Мудро и четко дали. Плод глубокомыслия и наполненности Души. Спасибо.
Клянусь — и — жду-у-у-у...! и «желаю..!» — к<а>к говор<ил> барин Энтальцев [737] — прогорев.
Благодарю за «Речь». Вы-пил. Буду испивать. Чудесно. Особенно — о свободе... Лучшего о Пушкине не знаю. Представляю себе, как Вы по-дали в живом виде! А я не слышал. И знаете, какие отзвуки в себе ощутил, читая, про-чтя?!.. Укрепился. По-нял: верно дано мною «Лето Господне»!.. Дивитесь, а?.. Увидал детей... созданных мною из образов далекого, что уцелело в сердце. Вот они — плоть от плоти Православия русского, — мои герои русской эпопеи! Вот — пылкая душа, страстная, неуемная... — Василь-Василия... вот — мера, ясность, смиренность, голубиная чистота, «строитель и водитель» — Горкин. Вот — Ондрейка, художник в зачатии, бесшабашный, играющий несознаваемой силушкой... вот — «препростый» Антипушка... вот — весь страстность и нежность, со слабостями плоти, весь — рвущийся созидать, ищущий «нового — занятного», весьма чуткий к человеку... весь несознаваемо-радостный и скорый... — «папашенька»… вот — насквозь-то ёрник, похабник, «вольнодумец» Гришка, разбитый на кусочки по очеркам, — как и большинство, — единый-то раз показавший «задумчивость» и подоплеку... — очерк «Говенье»! вот лучшее, что я знаю из вереницы русских женщин, — «Анна Ивановна»… — свет и свежесть... — «в цветочках-ситце», — основа благодати русской, творящая жизнь, — м<ожет> б<ыть> бессознательно-первая моя влюбленность... — мальчугана-шестилетки!.. вот русская прелесть девушка — Маша, игра и пылкость... умная каждой-то жилочкой! — вся — женщина... — чуть зарисована... сколок с Паши... и обратно. Вот «поэт и мечтатель» птичник Солодовкин, прогоревший «на соловьях»! — десятки намеков, образов... — все наши... непонятно, какими силами вытянул (и створил) я их из обрывков душевной памяти... Ваше «Слово о Пушкине» — подтвердило мне, что я шел правильно, слушая голос сердца... Да, конечно, — русская, наша, эпопея...

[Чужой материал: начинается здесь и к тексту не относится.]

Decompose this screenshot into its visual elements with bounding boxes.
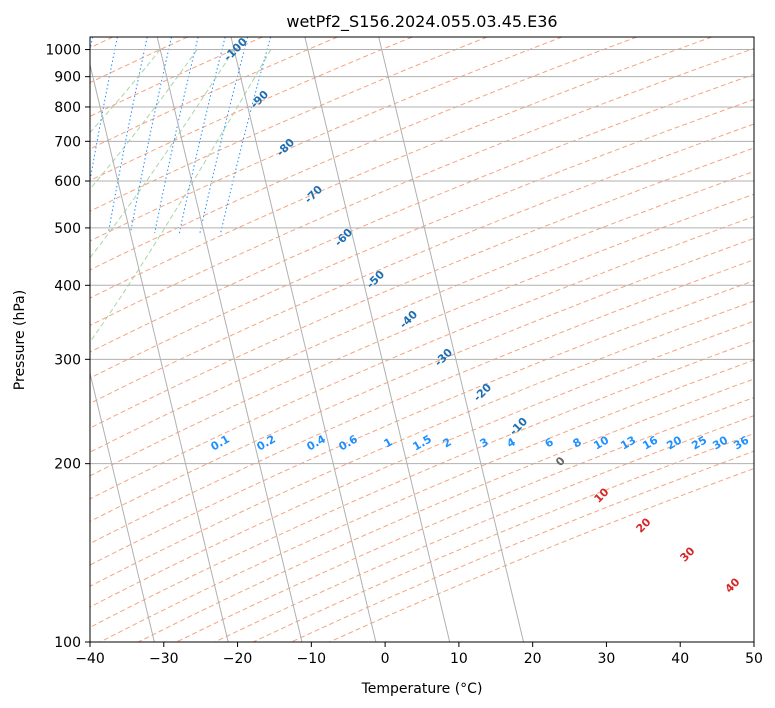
x-tick-label: 30	[598, 651, 616, 667]
x-tick-label: −20	[223, 651, 253, 667]
dry-adiabat-line	[90, 37, 338, 150]
dry-adiabat-line	[90, 37, 637, 271]
mixing-ratio-line	[220, 37, 272, 234]
mixing-ratio-labels: 0.1 0.2 0.4 0.6 1 1.5 2 3 4 6 8 10 13 16 20 25 30 36	[209, 432, 752, 453]
plot-background	[90, 37, 754, 642]
dry-adiabat-line	[90, 37, 712, 299]
dry-adiabat-line	[90, 37, 563, 242]
x-axis-label: Temperature (°C)	[361, 681, 483, 697]
dry-adiabat-line	[176, 397, 754, 642]
moist-adiabat-line	[90, 49, 235, 259]
y-tick-label: 400	[54, 278, 81, 294]
y-axis: 1000 900 800 700 600 500 400 300 200 100	[45, 43, 90, 651]
mixing-ratio-line	[199, 37, 249, 234]
isobars	[90, 49, 754, 642]
background-lines	[0, 37, 754, 642]
x-tick-label: −40	[75, 651, 105, 667]
y-tick-label: 900	[54, 70, 81, 86]
x-tick-label: −10	[297, 651, 327, 667]
dry-adiabat-line	[90, 215, 754, 500]
dry-adiabat-line	[90, 170, 754, 453]
x-tick-label: 20	[524, 651, 542, 667]
dry-adiabat-line	[90, 37, 188, 84]
dry-adiabat-line	[90, 193, 754, 477]
mixing-ratio-lines	[0, 37, 272, 234]
isotherm-line	[304, 37, 451, 642]
y-axis-label: Pressure (hPa)	[12, 290, 28, 390]
isotherm-line	[90, 371, 155, 642]
plot-frame	[89, 36, 755, 643]
dry-adiabat-line	[90, 73, 754, 353]
moist-adiabat-line	[90, 49, 198, 190]
isotherm-line	[0, 37, 7, 642]
dry-adiabat-line	[90, 47, 754, 326]
isotherm-line	[156, 37, 303, 642]
dry-adiabat-line	[138, 378, 754, 642]
mixing-ratio-line	[154, 37, 199, 234]
mixing-ratio-line	[0, 37, 19, 233]
dry-adiabats	[90, 37, 754, 642]
mixing-ratio-line	[107, 37, 148, 234]
chart-title: wetPf2_S156.2024.055.03.45.E36	[286, 12, 557, 32]
y-tick-label: 500	[54, 221, 81, 237]
y-tick-label: 100	[54, 635, 81, 651]
moist-adiabat-line	[0, 50, 13, 630]
x-tick-label: 40	[671, 651, 689, 667]
y-tick-label: 800	[54, 100, 81, 116]
mixing-ratio-line	[178, 37, 226, 234]
dry-adiabat-line	[90, 37, 413, 182]
y-tick-label: 700	[54, 134, 81, 150]
mixing-ratio-line	[129, 37, 172, 234]
x-tick-label: −30	[149, 651, 179, 667]
y-tick-label: 200	[54, 457, 81, 473]
isotherms	[0, 37, 525, 642]
dry-adiabat-line	[90, 123, 754, 404]
moist-adiabats	[0, 49, 272, 630]
isotherm-line	[90, 62, 229, 642]
x-axis: −40 −30 −20 −10 0 10 20 30 40 50	[75, 642, 763, 667]
y-tick-label: 600	[54, 174, 81, 190]
dry-adiabat-line	[99, 359, 754, 642]
x-tick-label: 50	[745, 651, 763, 667]
x-tick-label: 10	[450, 651, 468, 667]
isotherm-line	[378, 37, 525, 642]
mixing-ratio-line	[90, 37, 118, 184]
plot-area	[90, 37, 754, 642]
x-tick-label: 0	[381, 651, 390, 667]
y-tick-label: 1000	[45, 43, 81, 59]
isotherm-line	[230, 37, 377, 642]
y-tick-label: 300	[54, 352, 81, 368]
dry-adiabat-line	[90, 147, 754, 429]
moist-adiabat-line	[90, 49, 272, 343]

Ваше исследование творчества в труде Вашем — «О тьме и просветлении» — Ваш метод разбора, до предельной глыби, — В<аше> построение новой эстетики и разбора — наводит на сравнение с открытием Рентгена, неохватным по применению к больному человеку! — дали мне возможность вглядеться в свое, познать свое. Еще и еще читаю. И как больно, до задыханья... что втуне — для всех-то! — зарыто, под спудом спит. Нельзя! это же преступно держать свет под сосудом... надо разбить сосуд и показать свет.
Вчера, чуть до получения В<ашего> пакета с п<исьмо>м и «Словом», написал И. И. Тхорж<евско>му, которого раз только и видал когда-то в «Возр<ождении>». Он теперь управляет типографией «дэ Наварр» (Гукасовской, печатающей «Русск<ого> Патриота»). Запросил его о предельной стоимости листа печати, со всеми причандалами. Писал, что много В<аших> трудов ждут... писал о «Тьме и просветлении», о В<ашем> откровении... писал о моих ждущих... Никогда так больно не чувствовал, как я беден!… как мы бессильны в тисках безвременья, технически бессильны... Ведь гроши нужны, гро-ши!.. — и нет грошей. Гро-ша нет!… А выходят бунинские «Темные аллеи...» — пусть и сдобренная, поданная м<ожет> б<ыть> почти-художественно, но — тьма!.. но тьма же!.. А выходит книжка Тэффи — «Все о любви...» — зубы полоскать? А мы бессильны. У меня руки падают... я не хочу уже — пока?!.. — продолжать «Пути...» Кчему, ко-му?!.. Знаю: я был бы миллионером — а я хотел бы им быть, по мног<им> причинам! — если бы там отворилось... Знаю: мои «Богомолье» и «Лето Госп<одне>» были бы в ка-ждом русском домике, пошло бы по весям-градам... и... умягчало бы, светило бы душам, приводило бы к светлой грусти по утраченной детскости сердца, разило бы примером и радовало бы радостью нахождения... открывало бы радости сотворенного, учило бы молиться «божественному во всех и во всем», петь Жизнь, — дар Творца. Ваш разбор показал мне, что ненапрасны мои страдания... — не будь их, никогда бы не написалось важное из отпущенного мне в меру. Теперь — есть. Взято! — Да-но.